(with apologies to Bob Dylan)
I spent a lot of years in Virginia as those of you who follow my blog may remember and I still try to follow the politics there as best I can from a distance. This morning I ran across an interesting story in today’s Washington Post about Creigh Deeds. So I went to the local Richmond paper and could find nothing to confirm the Post story, but did find some new poll numbers which may help explain the new Deeds tactic.
In an August 5th story, my old friend Jeff Schapiro wrote for the Richmond Times-Dispatch
For the second time in as many weeks, a published poll is showing Republican Bob McDonnell with a double-digit lead for governor over Democrat R. Creigh Deeds.
Public Policy Polling yesterday put McDonnell ahead of Deeds, 51 percent to 37 percent. Four weeks ago, the Raleigh, N.C.-based survey group reported McDonnell leading Deeds, 49 percent to 43 percent.
The poll suggests that McDonnell, a former state attorney general, is getting a lift from pushback among Virginians to President Barack Obama. Though he carried the state last year, his popularity is falling, apparently because of skittishness over the economy.

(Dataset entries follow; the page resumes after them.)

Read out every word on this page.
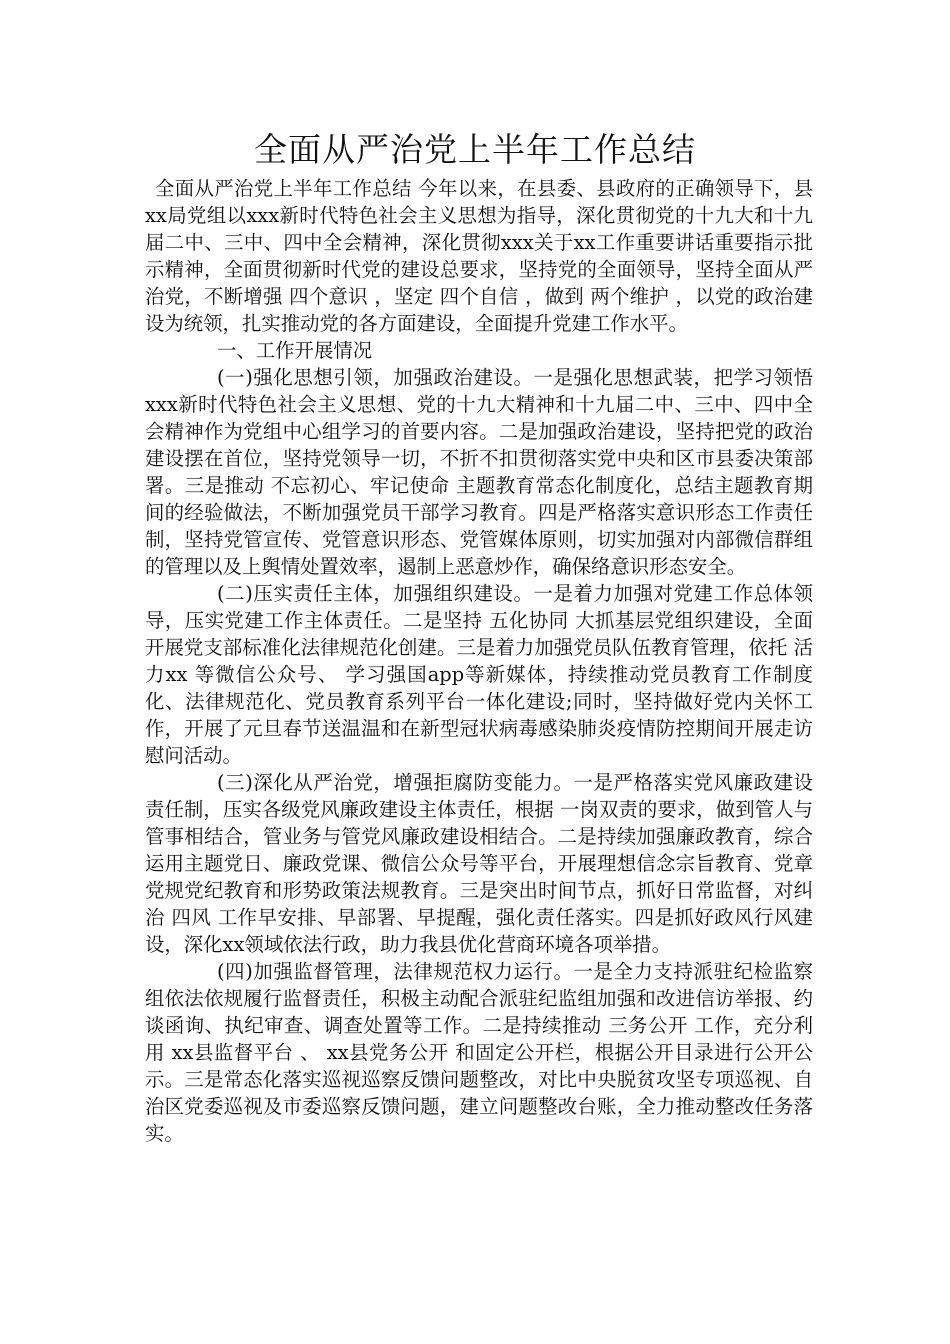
全面从严治党上半年工作总结

全面从严治党上半年工作总结 今年以来，在县委、县政府的正确领导下，县xx局党组以xxx新时代特色社会主义思想为指导，深化贯彻党的十九大和十九届二中、三中、四中全会精神，深化贯彻xxx关于xx工作重要讲话重要指示批示精神，全面贯彻新时代党的建设总要求，坚持党的全面领导，坚持全面从严治党，不断增强 四个意识 ，坚定 四个自信 ，做到 两个维护 ，以党的政治建设为统领，扎实推动党的各方面建设，全面提升党建工作水平。

一、工作开展情况

(一)强化思想引领，加强政治建设。一是强化思想武装，把学习领悟xxx新时代特色社会主义思想、党的十九大精神和十九届二中、三中、四中全会精神作为党组中心组学习的首要内容。二是加强政治建设，坚持把党的政治建设摆在首位，坚持党领导一切，不折不扣贯彻落实党中央和区市县委决策部署。三是推动 不忘初心、牢记使命 主题教育常态化制度化，总结主题教育期间的经验做法，不断加强党员干部学习教育。四是严格落实意识形态工作责任制，坚持党管宣传、党管意识形态、党管媒体原则，切实加强对内部微信群组的管理以及上舆情处置效率，遏制上恶意炒作，确保络意识形态安全。

(二)压实责任主体，加强组织建设。一是着力加强对党建工作总体领导，压实党建工作主体责任。二是坚持 五化协同 大抓基层党组织建设，全面开展党支部标准化法律规范化创建。三是着力加强党员队伍教育管理，依托 活力xx 等微信公众号、 学习强国app等新媒体，持续推动党员教育工作制度化、法律规范化、党员教育系列平台一体化建设;同时，坚持做好党内关怀工作，开展了元旦春节送温温和在新型冠状病毒感染肺炎疫情防控期间开展走访慰问活动。

(三)深化从严治党，增强拒腐防变能力。一是严格落实党风廉政建设责任制，压实各级党风廉政建设主体责任，根据 一岗双责的要求，做到管人与管事相结合，管业务与管党风廉政建设相结合。二是持续加强廉政教育，综合运用主题党日、廉政党课、微信公众号等平台，开展理想信念宗旨教育、党章党规党纪教育和形势政策法规教育。三是突出时间节点，抓好日常监督，对纠治 四风 工作早安排、早部署、早提醒，强化责任落实。四是抓好政风行风建设，深化xx领域依法行政，助力我县优化营商环境各项举措。

(四)加强监督管理，法律规范权力运行。一是全力支持派驻纪检监察组依法依规履行监督责任，积极主动配合派驻纪监组加强和改进信访举报、约谈函询、执纪审查、调查处置等工作。二是持续推动 三务公开 工作，充分利用 xx县监督平台 、 xx县党务公开 和固定公开栏，根据公开目录进行公开公示。三是常态化落实巡视巡察反馈问题整改，对比中央脱贫攻坚专项巡视、自治区党委巡视及市委巡察反馈问题，建立问题整改台账，全力推动整改任务落实。
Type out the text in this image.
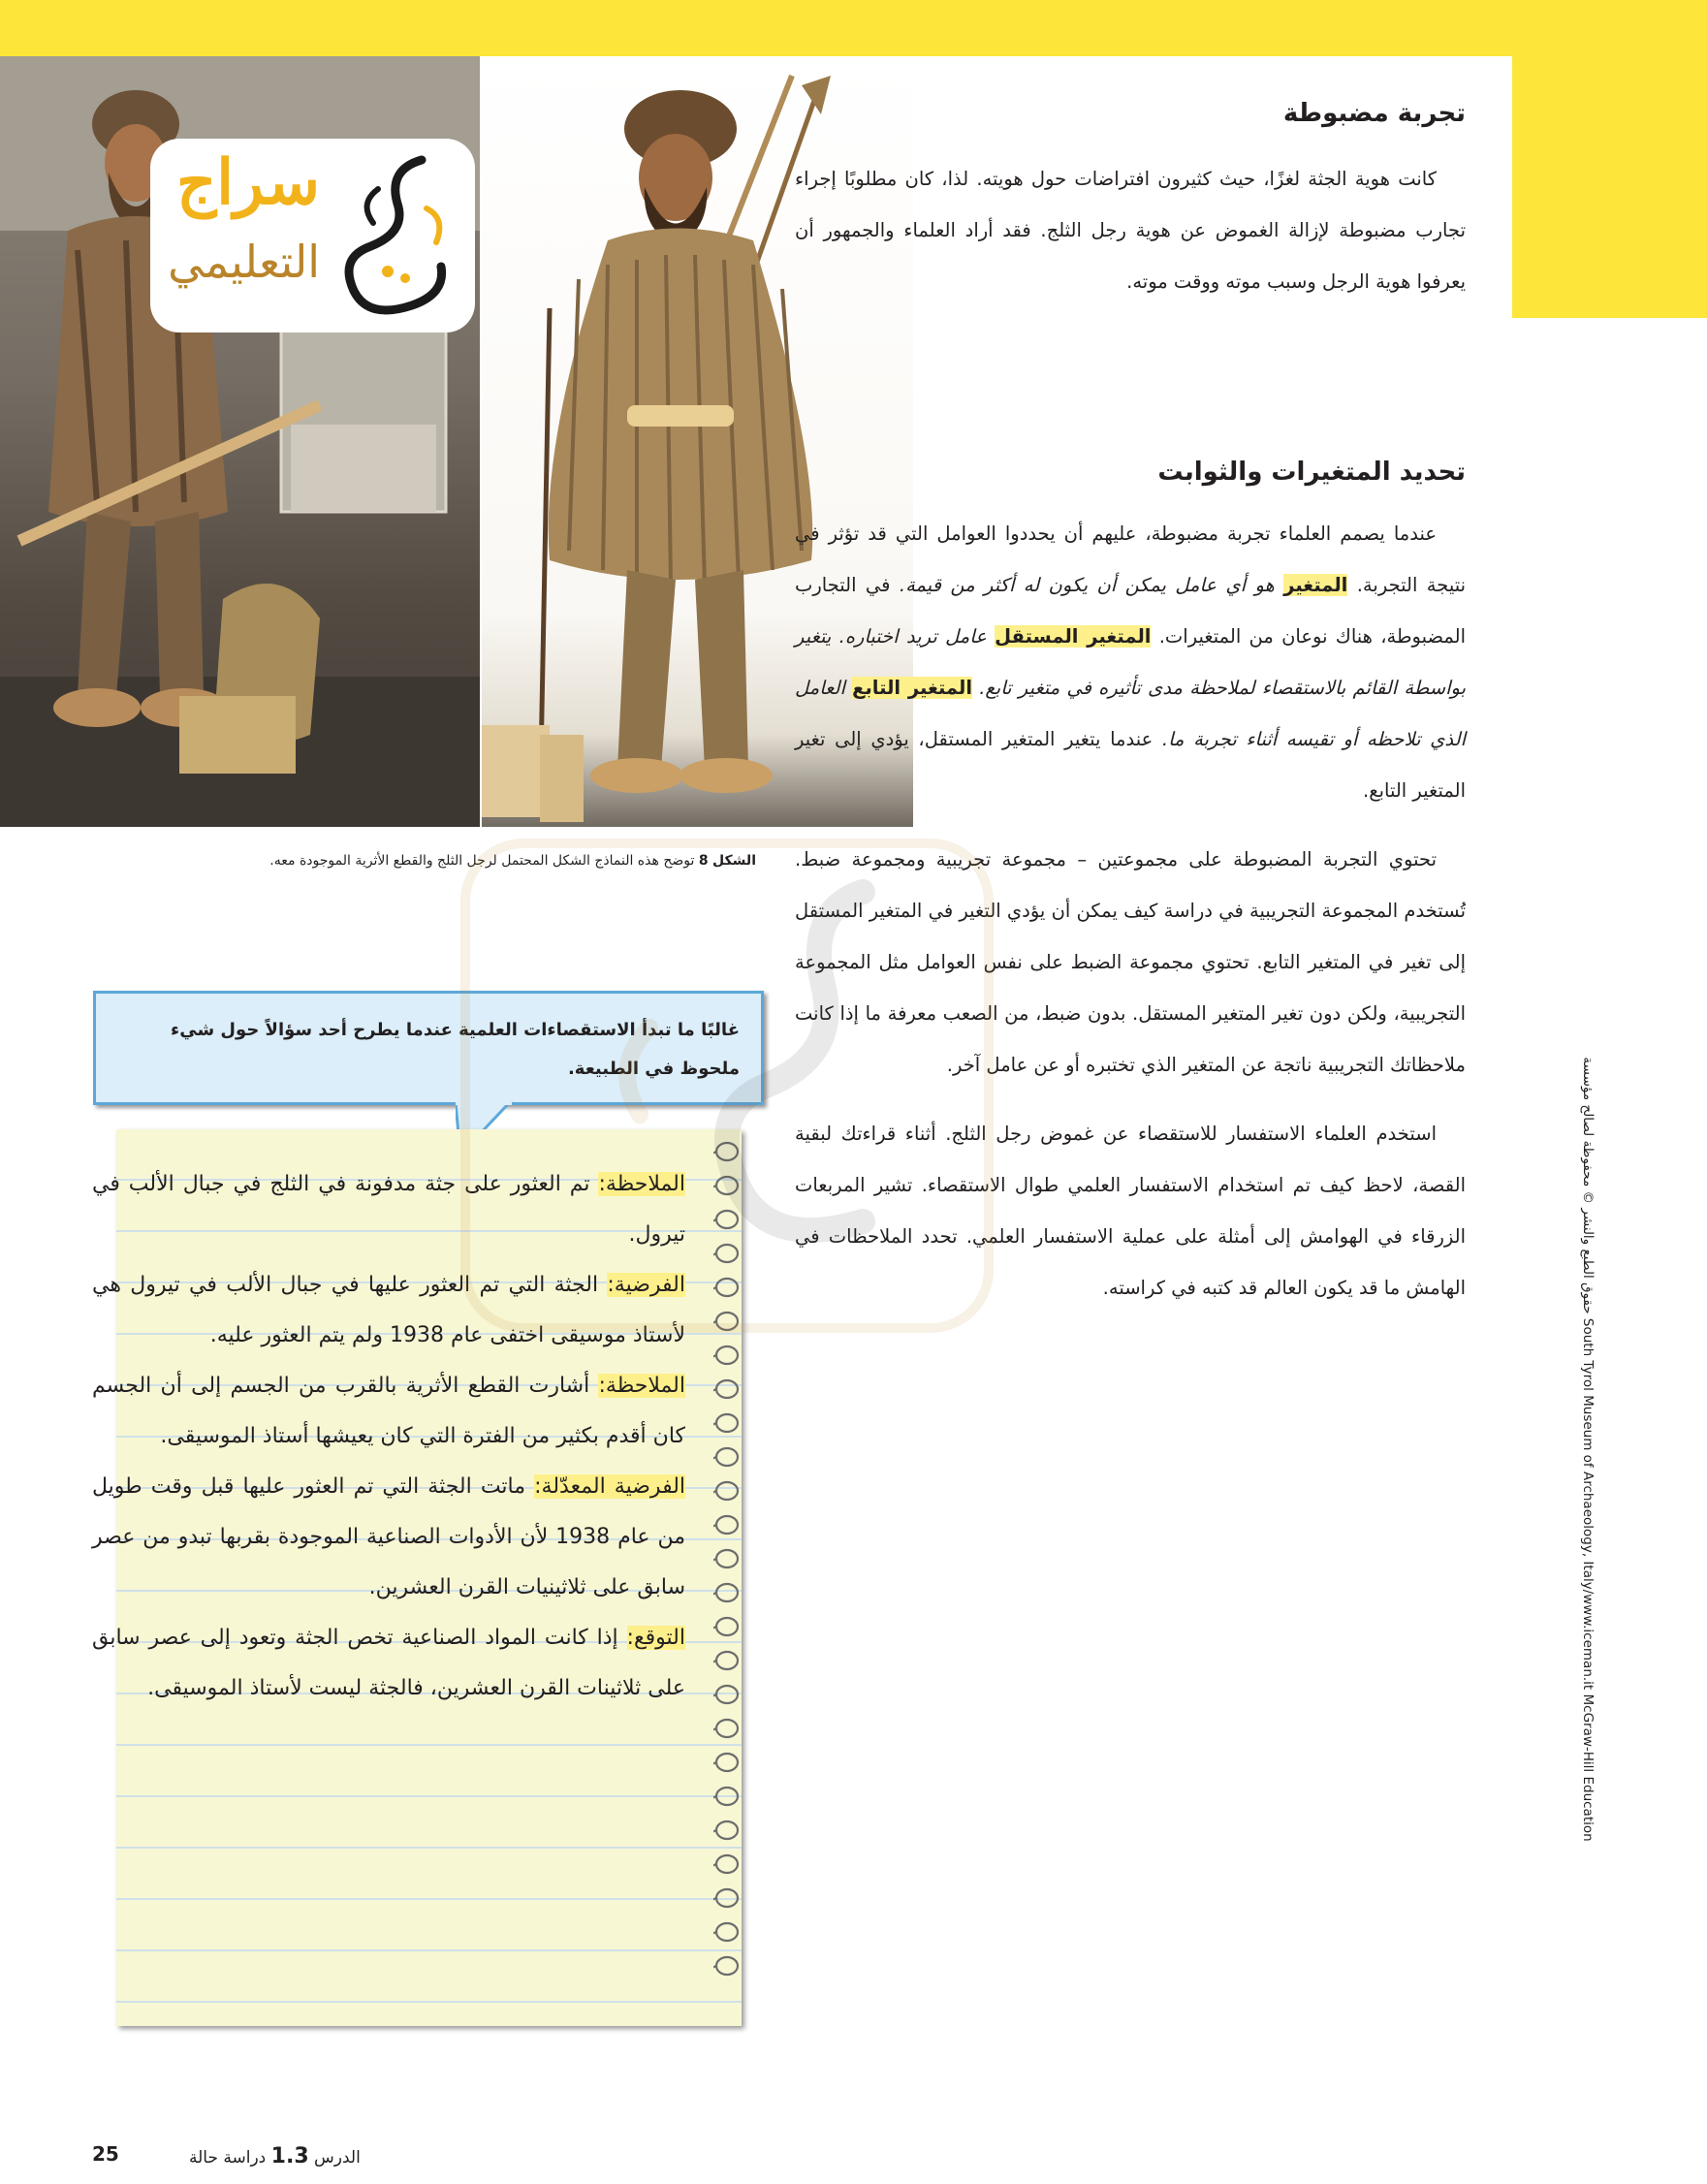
سراج
التعليمي
الشكل 8 توضح هذه النماذج الشكل المحتمل لرجل الثلج والقطع الأثرية الموجودة معه.
تجربة مضبوطة

كانت هوية الجثة لغزًا، حيث كثيرون افتراضات حول هويته. لذا، كان مطلوبًا إجراء تجارب مضبوطة لإزالة الغموض عن هوية رجل الثلج. فقد أراد العلماء والجمهور أن يعرفوا هوية الرجل وسبب موته ووقت موته.

تحديد المتغيرات والثوابت

عندما يصمم العلماء تجربة مضبوطة، عليهم أن يحددوا العوامل التي قد تؤثر في نتيجة التجربة. المتغير هو أي عامل يمكن أن يكون له أكثر من قيمة. في التجارب المضبوطة، هناك نوعان من المتغيرات. المتغير المستقل عامل تريد اختباره. يتغير بواسطة القائم بالاستقصاء لملاحظة مدى تأثيره في متغير تابع. المتغير التابع العامل الذي تلاحظه أو تقيسه أثناء تجربة ما. عندما يتغير المتغير المستقل، يؤدي إلى تغير المتغير التابع.

تحتوي التجربة المضبوطة على مجموعتين – مجموعة تجريبية ومجموعة ضبط. تُستخدم المجموعة التجريبية في دراسة كيف يمكن أن يؤدي التغير في المتغير المستقل إلى تغير في المتغير التابع. تحتوي مجموعة الضبط على نفس العوامل مثل المجموعة التجريبية، ولكن دون تغير المتغير المستقل. بدون ضبط، من الصعب معرفة ما إذا كانت ملاحظاتك التجريبية ناتجة عن المتغير الذي تختبره أو عن عامل آخر.

استخدم العلماء الاستفسار للاستقصاء عن غموض رجل الثلج. أثناء قراءتك لبقية القصة، لاحظ كيف تم استخدام الاستفسار العلمي طوال الاستقصاء. تشير المربعات الزرقاء في الهوامش إلى أمثلة على عملية الاستفسار العلمي. تحدد الملاحظات في الهامش ما قد يكون العالم قد كتبه في كراسته.

غالبًا ما تبدأ الاستقصاءات العلمية عندما يطرح أحد سؤالاً حول شيء ملحوظ في الطبيعة.

الملاحظة: تم العثور على جثة مدفونة في الثلج في جبال الألب في تيرول.

الفرضية: الجثة التي تم العثور عليها في جبال الألب في تيرول هي لأستاذ موسيقى اختفى عام 1938 ولم يتم العثور عليه.

الملاحظة: أشارت القطع الأثرية بالقرب من الجسم إلى أن الجسم كان أقدم بكثير من الفترة التي كان يعيشها أستاذ الموسيقى.

الفرضية المعدّلة: ماتت الجثة التي تم العثور عليها قبل وقت طويل من عام 1938 لأن الأدوات الصناعية الموجودة بقربها تبدو من عصر سابق على ثلاثينيات القرن العشرين.

التوقع: إذا كانت المواد الصناعية تخص الجثة وتعود إلى عصر سابق على ثلاثينات القرن العشرين، فالجثة ليست لأستاذ الموسيقى.

South Tyrol Museum of Archaeology, Italy/www.iceman.it McGraw-Hill Education حقوق الطبع والنشر © محفوظة لصالح مؤسسة
25	الدرس 1.3 دراسة حالة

Jeff goes on to quote another old friends (and dissertation advisor), Bob Holsworth
Regardless, the new poll could stir concerns among Democrats — even in the depths of summer, when many voters aren’t focusing on politics — that Deeds, a state senator from Bath County, is in trouble, said analyst Robert D. Holsworth.
“At the moment, Republicans are far more enthusiastic about this elections than Democrats,” Holsworth wrote yesterday on his blog, VirginiaTomorrow. com.
“I still think there is plenty of time for the Dems to recover. But pulling the covers over your head and pretending that it’s still yesterday rarely works. The Democrats will have to recognize that the climate this year is vastly different than 2001, 2005 and even 2008.”
There are issues with the way the polls were conducted using the telephone push one if you are for McDonnell, two for Deeds method, but putting that aside it is what Creigh Deeds is doing to catch up that is most interesting. According to the Post
Virginia Democratic gubernatorial candidate R. Creigh Deeds will launch a campaign this week to portray his opponent’s longtime efforts to restrict abortion as out of the mainstream, a potentially risky strategy for a Democrat in the once solidly conservative state.
Deeds (Bath), a state senator who supports abortion rights, said he will join female supporters in Annandale on Monday for the first of three events across the state where he will argue that Republican Robert F. McDonnell devoted too much of his 17 years in public office working to limit access to abortions. McDonnell has said he is against abortion in every instance, including rape and incest, except when the life of the mother is in danger.
There was a time when the politcally correct thing to say about abortion rights if you were a Virginia Democrat was that abortion was legal and the decision was a personal one to be made between the woman, her family and her doctor.
The early statewide pitch by Deeds is a bold gamble that the demographics and politics of Virginia have shifted so quickly and decisively that raising a divisive issue such as abortion, which Republicans attempted to use to their advantage for much of this decade, is now favorable to Democrats. Although advocates on both sides of the issue rank Virginia as one of the more restrictive states on abortion, a Washington Post poll in September found that 60 percent of Virginia voters said abortion should be legal in all or most cases, a number that has not changed significantly in recent years.
Deeds’s strategy is a departure from the approach that worked for the state’s past two Democratic governors, who generally played down touchy social issues and focused instead on the issues they said voters cared about more: traffic, schools and other quality-of-life issues.
Deeds said it’s important for voters to be aware of McDonnell’s deep commitment to antiabortion causes. As an example, he pointed to a speech McDonnell delivered to the National Right to Life Committee in Arlington County last year, in which the then-attorney general saluted “all you pro-life warriors for Virginia for all you’ve done to turn Virginia around and make it a pro-life state.”
I hope this works to motivate Democrats and women to vote. As Bob Holsworth says there is plenty of time. The economy is turning around and this gamble may do the trick for Deeds.